If there are chips or deep scratch marks on your floor and the puts are deep, replacing the boards is the only way to get rid of this problem. This is because you can’t sand them down.

Water damage

Flooding can damage a floor beyond repair. When there is water damage, it could cause the wood to warp, bulge, or buckle, making the floor unsafe. The good news is, if it is only some of the floor that has been damaged, you can have some of the boards replaced as opposed to the entire floor. However, if the damage is deeper than the surface, a full floor replacement might be best.

Multiple Refinishing

If you’ve had your hardwood floors for a while, there is a probability that it has been refinished a couple of times already. If this is the case, do well with another refinishing. Refinishing can only be done a couple of times before the wood becomes too thin to support its normal load. If this is the case, replacing the floor will be the best thing to do.

Bugs and Pests

The only way to treat hardwood floors that have become infested is to replace them as soon as possible in order to prevent the spread of those ghastly critters. Although insects like termites are the sure death of hardwood floors, the presence of any insect is an indicator that you need new floors.

Permanent Staining

Hardwood floors can become permanently stained by things like wine, juice, and paint. If the spills are treated immediately, most hardwood floor staining can be avoided. However, over time you might notice a deep-set stain that does not fade or disappear after your hardwood floors have been cleaned or refinished several times. This means it is beyond repair and time for a change.

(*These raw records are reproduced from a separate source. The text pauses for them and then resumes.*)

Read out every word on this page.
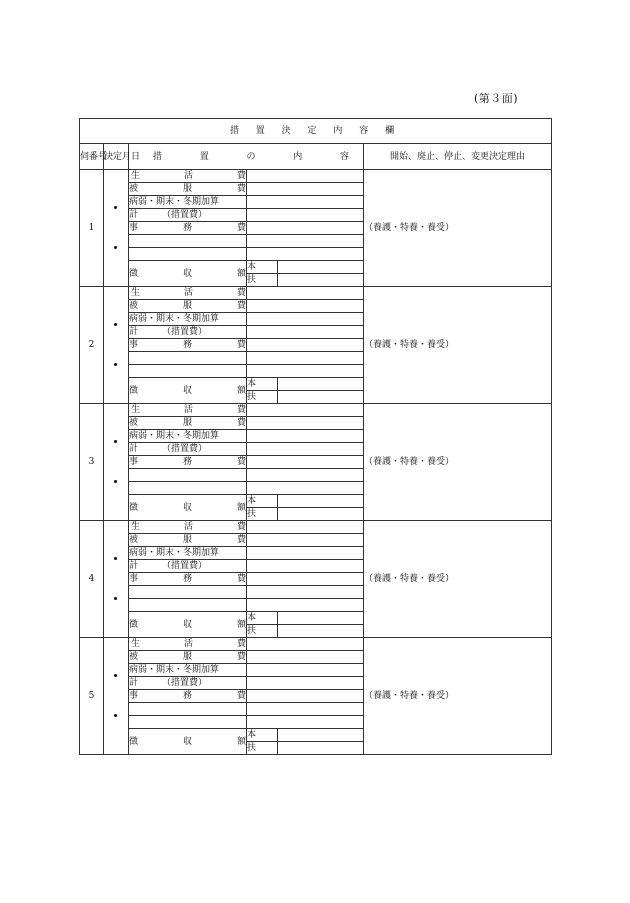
(第３面)
措 置 決 定 内 容 欄					
伺番号	決定月日	措 置 の 内 容			開始、廃止、停止、変更決定理由
1		生 活 費			（養護・特養・養受）

		被 服 費			

		病弱・期末・冬期加算			

		計 （措置費）			

		事 務 費			

		徴 収 額	本		
			扶		
2		生 活 費			（養護・特養・養受）

		被 服 費			

		病弱・期末・冬期加算			

		計 （措置費）			

		事 務 費			

		徴 収 額	本		
			扶		
3		生 活 費			（養護・特養・養受）

		被 服 費			

		病弱・期末・冬期加算			

		計 （措置費）			

		事 務 費			

		徴 収 額	本		
			扶		
4		生 活 費			（養護・特養・養受）

		被 服 費			

		病弱・期末・冬期加算			

		計 （措置費）			

		事 務 費			

		徴 収 額	本		
			扶		
5		生 活 費			（養護・特養・養受）

		被 服 費			

		病弱・期末・冬期加算			

		計 （措置費）			

		事 務 費			

		徴 収 額	本		
			扶		
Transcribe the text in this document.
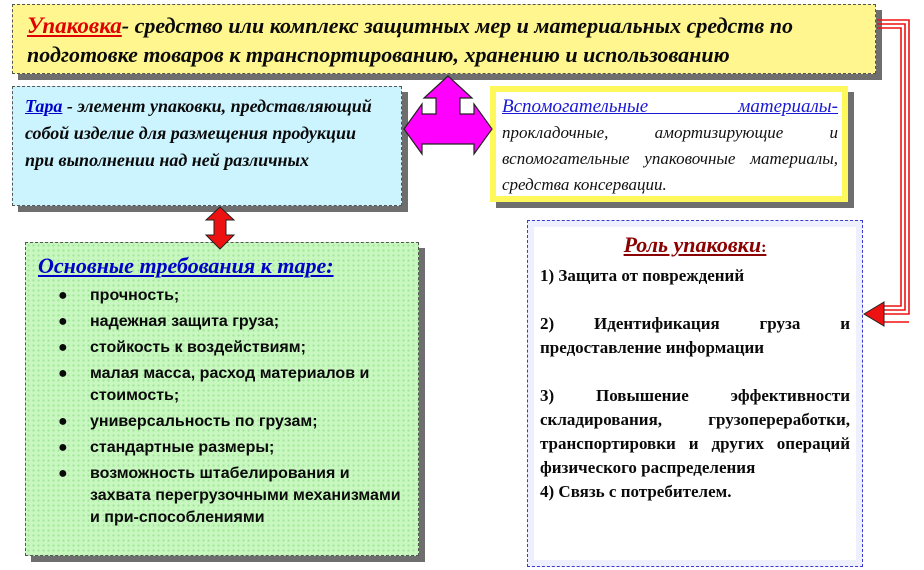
Упаковка- средство или комплекс защитных мер и материальных средств по подготовке товаров к транспортированию, хранению и использованию
Тара - элемент упаковки, представляющий собой изделие для размещения продукции при выполнении над ней различных
Вспомогательные материалы- прокладочные, амортизирующие и вспомогательные упаковочные материалы, средства консервации.
Основные требования к таре:
● прочность;
● надежная защита груза;
● стойкость к воздействиям;
● малая масса, расход материалов и стоимость;
● универсальность по грузам;
● стандартные размеры;
● возможность штабелирования и захвата перегрузочными механизмами и при-способлениями
Роль упаковки:

1) Защита от повреждений

2) Идентификация груза и предоставление информации

3) Повышение эффективности складирования, грузопереработки, транспортировки и других операций физического распределения

4) Связь с потребителем.
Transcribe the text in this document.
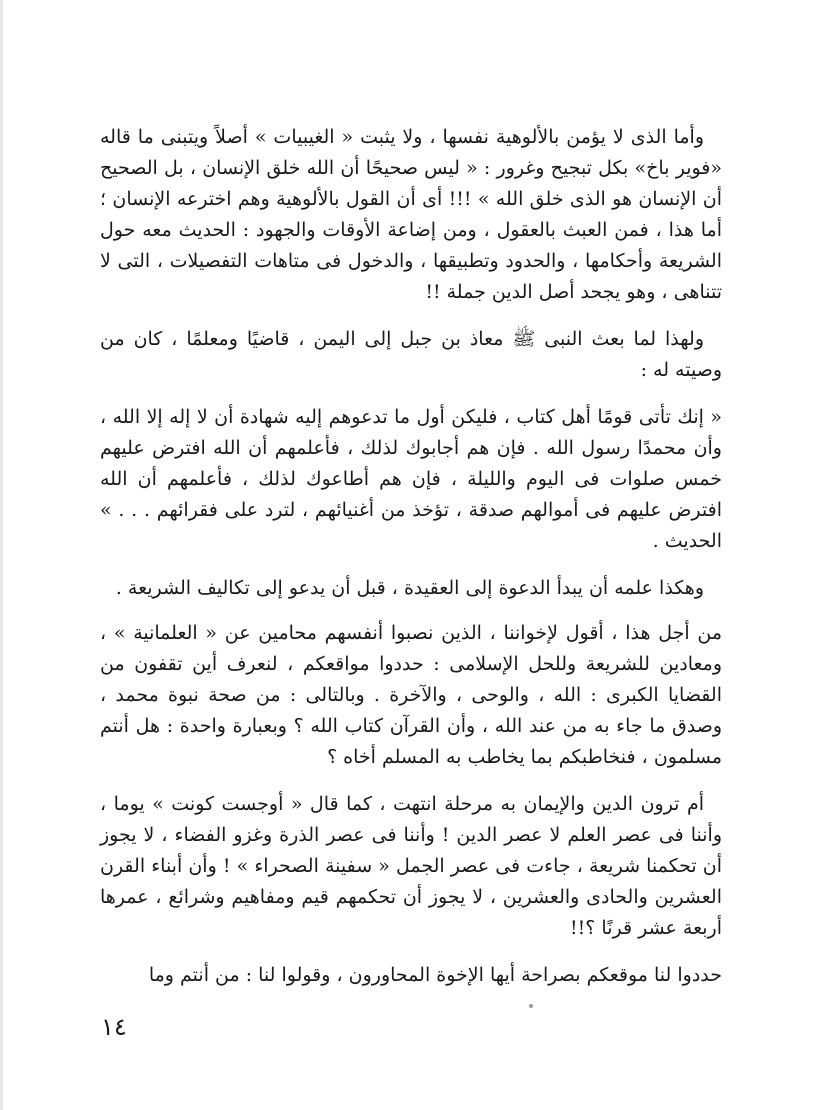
وأما الذى لا يؤمن بالألوهية نفسها ، ولا يثبت « الغيبيات » أصلاً ويتبنى ما قاله «فوير باخ» بكل تبجيح وغرور : « ليس صحيحًا أن الله خلق الإنسان ، بل الصحيح أن الإنسان هو الذى خلق الله » !!! أى أن القول بالألوهية وهم اخترعه الإنسان ؛ أما هذا ، فمن العبث بالعقول ، ومن إضاعة الأوقات والجهود : الحديث معه حول الشريعة وأحكامها ، والحدود وتطبيقها ، والدخول فى متاهات التفصيلات ، التى لا تتناهى ، وهو يجحد أصل الدين جملة !!

ولهذا لما بعث النبى ﷺ معاذ بن جبل إلى اليمن ، قاضيًا ومعلمًا ، كان من وصيته له :

« إنك تأتى قومًا أهل كتاب ، فليكن أول ما تدعوهم إليه شهادة أن لا إله إلا الله ، وأن محمدًا رسول الله . فإن هم أجابوك لذلك ، فأعلمهم أن الله افترض عليهم خمس صلوات فى اليوم والليلة ، فإن هم أطاعوك لذلك ، فأعلمهم أن الله افترض عليهم فى أموالهم صدقة ، تؤخذ من أغنيائهم ، لترد على فقرائهم . . . » الحديث .

وهكذا علمه أن يبدأ الدعوة إلى العقيدة ، قبل أن يدعو إلى تكاليف الشريعة .

من أجل هذا ، أقول لإخواننا ، الذين نصبوا أنفسهم محامين عن « العلمانية » ، ومعادين للشريعة وللحل الإسلامى : حددوا مواقعكم ، لنعرف أين تقفون من القضايا الكبرى : الله ، والوحى ، والآخرة . وبالتالى : من صحة نبوة محمد ، وصدق ما جاء به من عند الله ، وأن القرآن كتاب الله ؟ وبعبارة واحدة : هل أنتم مسلمون ، فنخاطبكم بما يخاطب به المسلم أخاه ؟

أم ترون الدين والإيمان به مرحلة انتهت ، كما قال « أوجست كونت » يوما ، وأننا فى عصر العلم لا عصر الدين ! وأننا فى عصر الذرة وغزو الفضاء ، لا يجوز أن تحكمنا شريعة ، جاءت فى عصر الجمل « سفينة الصحراء » ! وأن أبناء القرن العشرين والحادى والعشرين ، لا يجوز أن تحكمهم قيم ومفاهيم وشرائع ، عمرها أربعة عشر قرنًا ؟!!

حددوا لنا موقعكم بصراحة أيها الإخوة المحاورون ، وقولوا لنا : من أنتم وما

١٤
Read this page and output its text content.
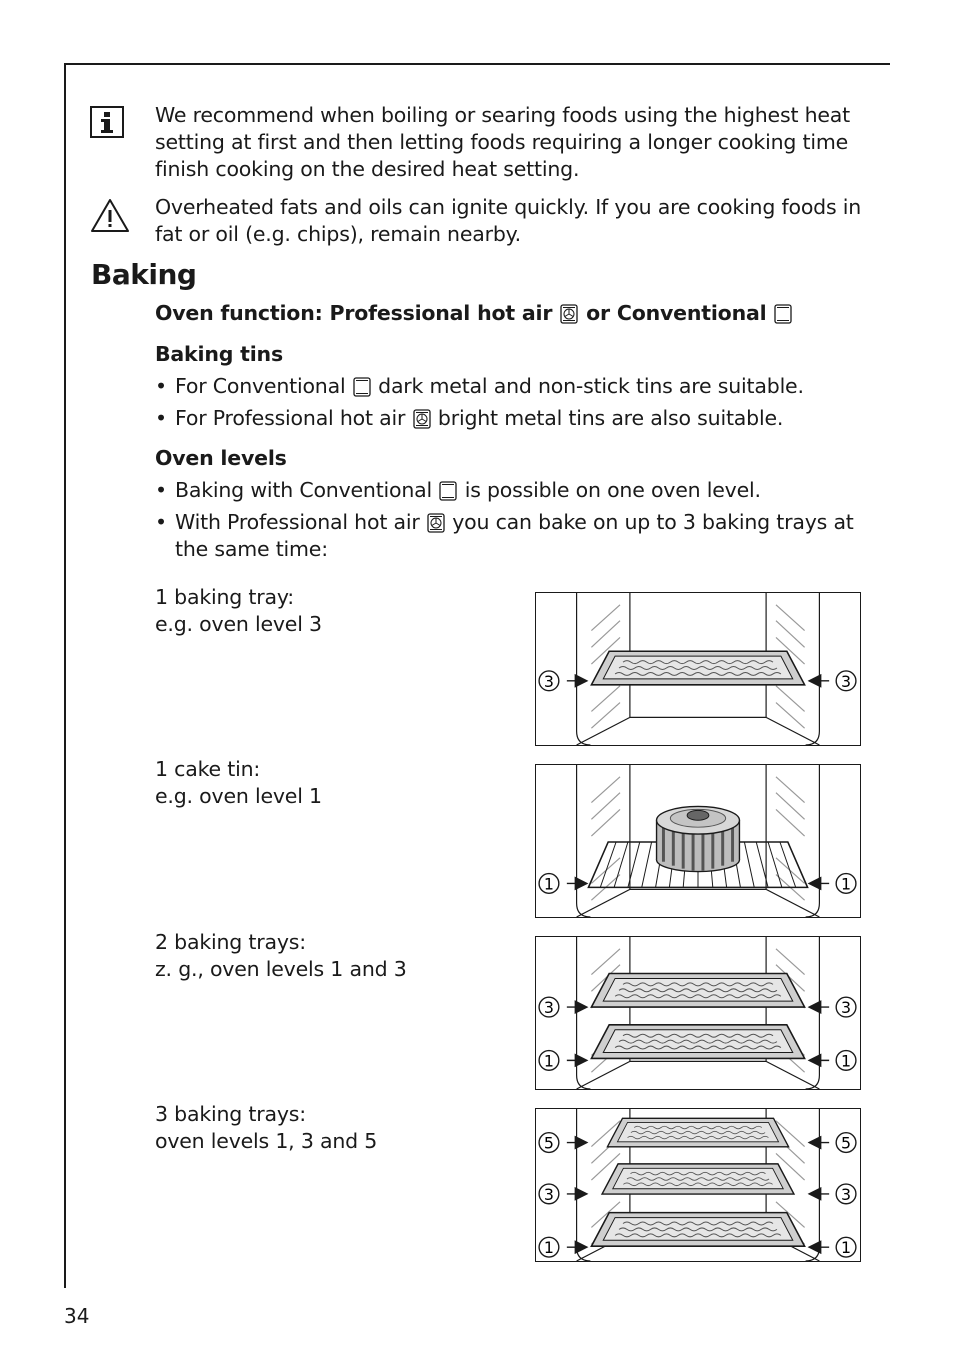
We recommend when boiling or searing foods using the highest heat setting at first and then letting foods requiring a longer cooking time finish cooking on the desired heat setting.
Overheated fats and oils can ignite quickly. If you are cooking foods in fat or oil (e.g. chips), remain nearby.
Baking
Oven function: Professional hot air or Conventional
Baking tins
• For Conventional dark metal and non-stick tins are suitable.
• For Professional hot air bright metal tins are also suitable.
Oven levels
• Baking with Conventional is possible on one oven level.
• With Professional hot air you can bake on up to 3 baking trays at the same time:
1 baking tray:
e.g. oven level 3
3	3
1 cake tin:
e.g. oven level 1
1	1
2 baking trays:
z. g., oven levels 1 and 3
3	3
1	1
3 baking trays:
oven levels 1, 3 and 5	5	5
3	3
1	1
34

Costs of Installing New Hardwood Floors

In most cases, it will be less expensive to refinish your hardwood floors. Having them replaced requires you to pay for additional wood and the removal of your current hardwood floor. However, if only portions of your hardwood floor are damaged, you can replace those sections and save a lot of money on the overall cost of repairs. Of course, some old floors will be beyond repair. Floors with a lot of movement between boards are not good options for refinishing because the movement will adversely affect the sanding and finishing process.